J. B. Pontes (*)
As empresas multinacionais, em conluio com brasileiros entreguistas, aproveitam-se da presença de um gestor de plantão que odeia os indígenas e de um Congresso Nacional comprometido com os interesses do grande capital, para aumentarem a pressão pela liberação da mineração nas terras dos povos originários.
Com a guerra Rússia-Ucrânia, todos estão mais eufóricos, pois encontraram a desculpa que precisavam para avançar sobre os territórios dos indígenas, onde os empresários exploradores e o governo esperam obter grandes lucros, pouco importando os prejuízos que causarão a esses povos.
Para que querem liberar a mineração?
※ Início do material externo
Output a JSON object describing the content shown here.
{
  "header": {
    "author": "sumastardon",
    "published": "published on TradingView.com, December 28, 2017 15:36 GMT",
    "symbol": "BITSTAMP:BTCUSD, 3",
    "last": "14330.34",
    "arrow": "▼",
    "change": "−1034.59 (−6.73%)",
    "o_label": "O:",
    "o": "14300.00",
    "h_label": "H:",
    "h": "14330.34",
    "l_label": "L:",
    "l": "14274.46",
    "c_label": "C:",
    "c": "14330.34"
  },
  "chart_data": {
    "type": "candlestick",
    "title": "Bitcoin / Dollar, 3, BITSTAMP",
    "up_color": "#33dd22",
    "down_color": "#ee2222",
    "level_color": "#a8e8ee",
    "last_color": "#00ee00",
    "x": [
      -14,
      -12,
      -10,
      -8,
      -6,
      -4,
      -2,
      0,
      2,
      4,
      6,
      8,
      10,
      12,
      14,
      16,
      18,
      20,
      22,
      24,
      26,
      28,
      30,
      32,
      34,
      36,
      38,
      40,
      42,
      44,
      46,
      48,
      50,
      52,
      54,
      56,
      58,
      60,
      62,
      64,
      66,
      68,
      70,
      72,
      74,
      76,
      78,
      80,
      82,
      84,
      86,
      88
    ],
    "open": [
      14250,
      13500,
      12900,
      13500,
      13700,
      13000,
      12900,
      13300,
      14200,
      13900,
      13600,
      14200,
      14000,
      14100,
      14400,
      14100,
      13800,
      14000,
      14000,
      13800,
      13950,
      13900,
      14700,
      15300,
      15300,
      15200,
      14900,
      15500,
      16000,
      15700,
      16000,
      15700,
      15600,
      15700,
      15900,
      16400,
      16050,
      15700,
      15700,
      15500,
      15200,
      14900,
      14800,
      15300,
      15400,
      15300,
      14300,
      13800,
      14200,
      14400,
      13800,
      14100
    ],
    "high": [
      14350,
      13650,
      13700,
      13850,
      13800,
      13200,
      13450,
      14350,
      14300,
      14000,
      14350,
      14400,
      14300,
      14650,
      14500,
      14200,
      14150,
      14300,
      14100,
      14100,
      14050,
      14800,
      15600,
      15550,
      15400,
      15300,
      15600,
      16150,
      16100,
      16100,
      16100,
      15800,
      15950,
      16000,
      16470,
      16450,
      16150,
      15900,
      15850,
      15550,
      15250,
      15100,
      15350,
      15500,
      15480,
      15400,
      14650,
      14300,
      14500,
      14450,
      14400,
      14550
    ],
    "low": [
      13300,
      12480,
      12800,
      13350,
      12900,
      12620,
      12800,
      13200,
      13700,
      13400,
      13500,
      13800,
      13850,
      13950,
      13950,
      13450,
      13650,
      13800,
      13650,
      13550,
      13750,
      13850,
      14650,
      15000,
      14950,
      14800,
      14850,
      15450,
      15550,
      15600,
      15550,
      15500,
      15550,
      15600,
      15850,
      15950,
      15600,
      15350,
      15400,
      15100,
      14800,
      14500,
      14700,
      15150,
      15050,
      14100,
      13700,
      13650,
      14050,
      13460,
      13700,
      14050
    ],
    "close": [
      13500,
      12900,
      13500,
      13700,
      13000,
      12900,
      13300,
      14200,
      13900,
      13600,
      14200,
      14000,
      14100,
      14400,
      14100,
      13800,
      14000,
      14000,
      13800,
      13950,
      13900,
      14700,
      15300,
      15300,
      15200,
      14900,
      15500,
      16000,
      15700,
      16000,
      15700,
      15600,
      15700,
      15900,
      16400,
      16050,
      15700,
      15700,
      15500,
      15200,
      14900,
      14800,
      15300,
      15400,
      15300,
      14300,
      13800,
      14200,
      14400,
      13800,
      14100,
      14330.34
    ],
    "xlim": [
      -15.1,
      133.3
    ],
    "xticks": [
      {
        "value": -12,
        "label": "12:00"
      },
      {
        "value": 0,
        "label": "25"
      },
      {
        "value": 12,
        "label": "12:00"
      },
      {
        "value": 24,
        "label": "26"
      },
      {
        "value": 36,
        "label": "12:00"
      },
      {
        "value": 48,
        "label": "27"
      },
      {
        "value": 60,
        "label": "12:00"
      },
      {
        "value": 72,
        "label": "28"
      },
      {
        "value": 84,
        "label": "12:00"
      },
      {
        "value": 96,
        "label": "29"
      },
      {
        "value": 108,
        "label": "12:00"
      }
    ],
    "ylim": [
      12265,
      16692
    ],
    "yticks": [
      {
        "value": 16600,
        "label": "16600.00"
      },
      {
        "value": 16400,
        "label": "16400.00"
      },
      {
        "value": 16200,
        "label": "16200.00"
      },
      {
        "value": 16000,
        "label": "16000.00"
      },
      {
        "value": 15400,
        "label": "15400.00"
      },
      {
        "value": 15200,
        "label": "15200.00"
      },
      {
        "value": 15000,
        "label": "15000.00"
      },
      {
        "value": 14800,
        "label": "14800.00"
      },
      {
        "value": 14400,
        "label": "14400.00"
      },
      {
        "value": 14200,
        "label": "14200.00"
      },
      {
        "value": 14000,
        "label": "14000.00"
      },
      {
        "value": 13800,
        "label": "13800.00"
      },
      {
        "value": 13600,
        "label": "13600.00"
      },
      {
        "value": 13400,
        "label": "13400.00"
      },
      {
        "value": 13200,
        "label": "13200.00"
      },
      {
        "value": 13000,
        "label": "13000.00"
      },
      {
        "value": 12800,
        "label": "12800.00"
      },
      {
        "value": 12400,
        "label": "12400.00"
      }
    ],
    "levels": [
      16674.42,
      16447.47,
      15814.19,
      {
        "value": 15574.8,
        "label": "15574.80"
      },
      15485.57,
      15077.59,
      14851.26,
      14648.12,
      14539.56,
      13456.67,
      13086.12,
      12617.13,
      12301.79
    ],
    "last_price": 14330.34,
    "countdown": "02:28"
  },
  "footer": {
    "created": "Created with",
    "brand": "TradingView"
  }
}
A resposta é simples: para o mesmo que fizeram e fazem com os minérios da Amazônia e do Brasil, ou seja, levá-los in natura para os seus países de origem, para lá manterem as indústrias, gerar renda e empregos.
Quais os benefícios que isso trará para os indígenas? Analisemos um caso concreto: a Mina do Pitinga, no Amazonas, uma extraordinária reserva de cassiterita (minério de estanho), explorada há 40 anos, que, quando descoberta, situava-se no coração da reserva indígena Waimiri-Atroari, que tem, ainda, nióbio, tântalo, zirconita, criolita e xenotina.
As controvérsias começaram no início da lavra e envolveram corrupção no então DNPM – Departamento Nacional da Produção Mineral, sonegação de contribuições, pagamento de propina para garantir a manutenção do monopólio da produção de estanho no Brasil etc.
Descoberta pela então estatal CPRM – Companhia de Pesquisa de Recursos Minerais, logo o regime militar concedeu gentilmente cinco alvarás de pesquisa sobre a área à empresa Mineração Taboca Ltda, do grupo Paranapanema, posteriormente vendido à peruana Minsur, em 2008. Esclareça: quando da demarcação da reserva Waimiri-Atroari, a área dessa mina ficou fora. Mas a reserva sofre com a degradação ambiental dos seus rios e igarapés causada pelo vazamento dos rejeitos da mina.
De 2008 a 2011, foi destinado à mitigação desses danos ambientais o equivalente a 0,4% do faturamento na região. Na realidade, o que fica para o povo local são estradas esburacadas, ameaçadoras barragens de rejeitos e áreas devastadas. E a morte. É o que sentiu na pele o povo Waimiri-Atroari.
Desde o descobrimento, os indígenas foram vítimas de constantes ataques e esbulhos de suas terras. Por isso, a Constituição de 1988 garantiu (artigos 231 e 232) a propriedade originária sobre as terras por eles ocupadas, atribuindo à União o dever de demarcá-las, proteger e fazer respeitar todos os seus bens.
Além disso, organizações internacionais das quais o Brasil faz parte, a exemplo da OIT e da ONU, afirmam o direito à autodeterminação dos povos indígenas e o dever dos estados nacionais realizarem consulta prévia, livre e informada, em caso de medidas legislativas ou administrativas que os afetem.
Defendemos, por isso, que o Congresso Nacional não tem legitimidade para legislar sobre assuntos de interesse dos indígenas. No caso da mineração, cabe aos próprios coletivos representativos dos povos indígenas decidir e formular as normas que deverão nortear o seu aproveitamento.
Ao Parlamento compete tão somente referendá-las. No caso de emendas, as normas devem voltar à apreciação dos indígenas.
Ao Poder Executivo compete tão somente deflagrar o processo de consulta e dar suporte financeiro ao trabalho dos coletivos indígenas.
Quem sabe assim a mineração sirva para melhorar a vida dos povos indígenas.